Paris est une ville de concentration. Paris est dans des mains effroyables, inconsidérées. Paris est dessinée en miniature dans des bureaux immenses. Paris se resserre. Paris est un sablier. Bientôt les tas humains confinés dans les hôtels se répandront dans les rues, commenceront par boucher des impasses, des ruelles, avant d'obstruer des artères et provoquer l'arrêt de son cœur. Ce sera l'occasion de vérifier qu'elle en a encore un.
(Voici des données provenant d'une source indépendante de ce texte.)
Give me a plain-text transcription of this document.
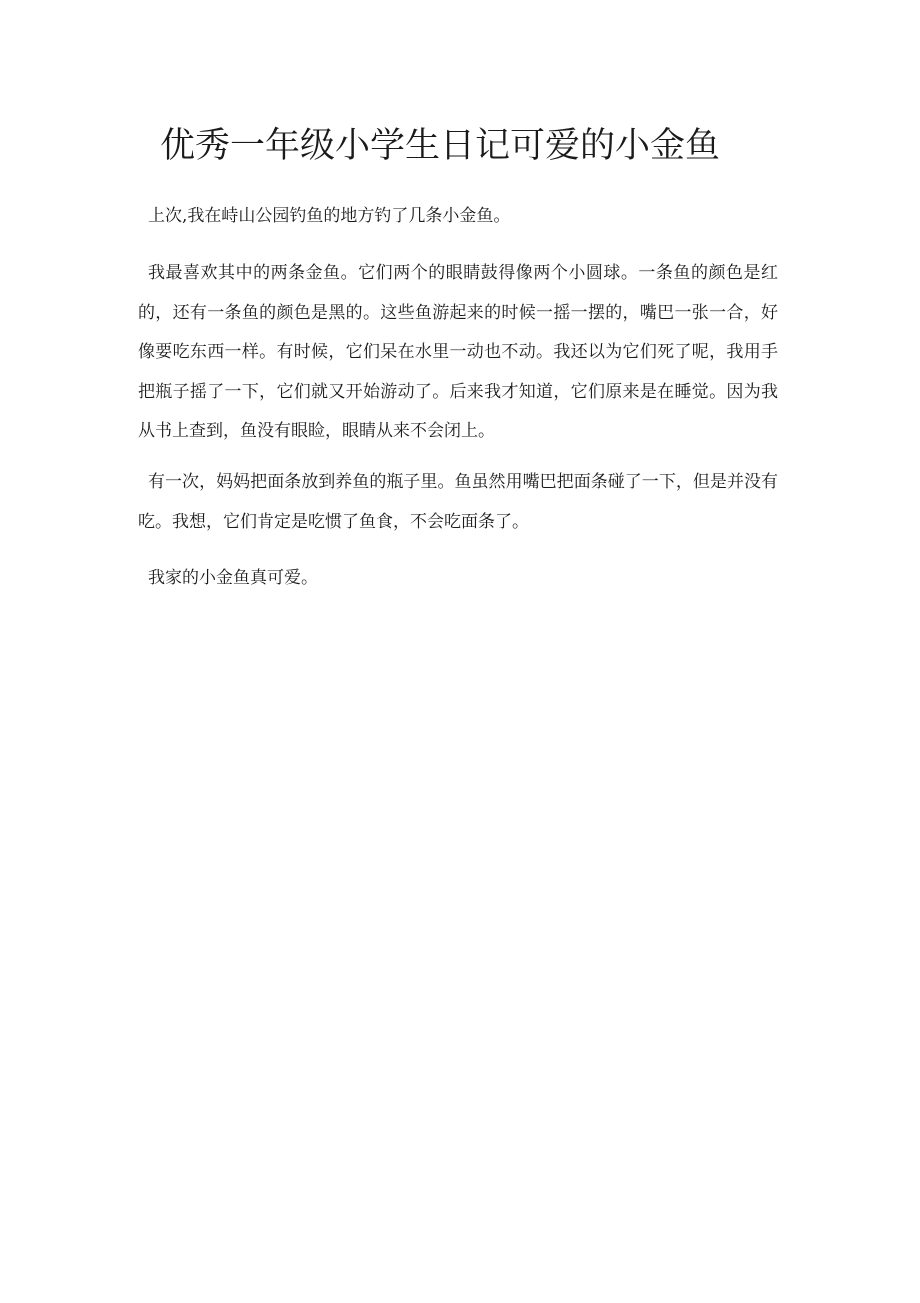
优秀一年级小学生日记可爱的小金鱼

上次,我在峙山公园钓鱼的地方钓了几条小金鱼。

我最喜欢其中的两条金鱼。它们两个的眼睛鼓得像两个小圆球。一条鱼的颜色是红的，还有一条鱼的颜色是黑的。这些鱼游起来的时候一摇一摆的，嘴巴一张一合，好像要吃东西一样。有时候，它们呆在水里一动也不动。我还以为它们死了呢，我用手把瓶子摇了一下，它们就又开始游动了。后来我才知道，它们原来是在睡觉。因为我从书上查到，鱼没有眼睑，眼睛从来不会闭上。

有一次，妈妈把面条放到养鱼的瓶子里。鱼虽然用嘴巴把面条碰了一下，但是并没有吃。我想，它们肯定是吃惯了鱼食，不会吃面条了。

我家的小金鱼真可爱。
Le rythme de la ville se fait de plus en plus lent, laborieux, douloureux. Le ventre se tend, s'enflamme. Les chaleurs d'été l'emplissent de nouveaux venus, de passagers temporaires. Mais les corps étrangers sont déjà présents depuis longtemps, corrodent les immeubles, dénaturent les cours intérieures et infectent les trottoirs.

C'est autant affaire de dimension que de densité. Dans cette ville étroite sont entreposés de force bien trop d'êtres quasi vivants.

Sans cesse vous y êtes pénétrés par des protubérances de corps, des cris aigus animoïdes, des borborygmes en langue rappeuse.

Aux mains de dirigeants fous, la ville s'épuise comme un vieillard obligé de voyager debout. Le long des axes de circulation, on a répandu des résidus vivants qui, aux températures extrêmes, deviennent des cadavres cartonnés.

Cette ville n'a plus vingt ans depuis longtemps. Personne ne la veut plus dans son lit. Comme une vieille prostituée, son sexe est un coeur informe, et si souillé qu'à l'odeur, on le confondrait aisément avec cet autre orifice plus sombre.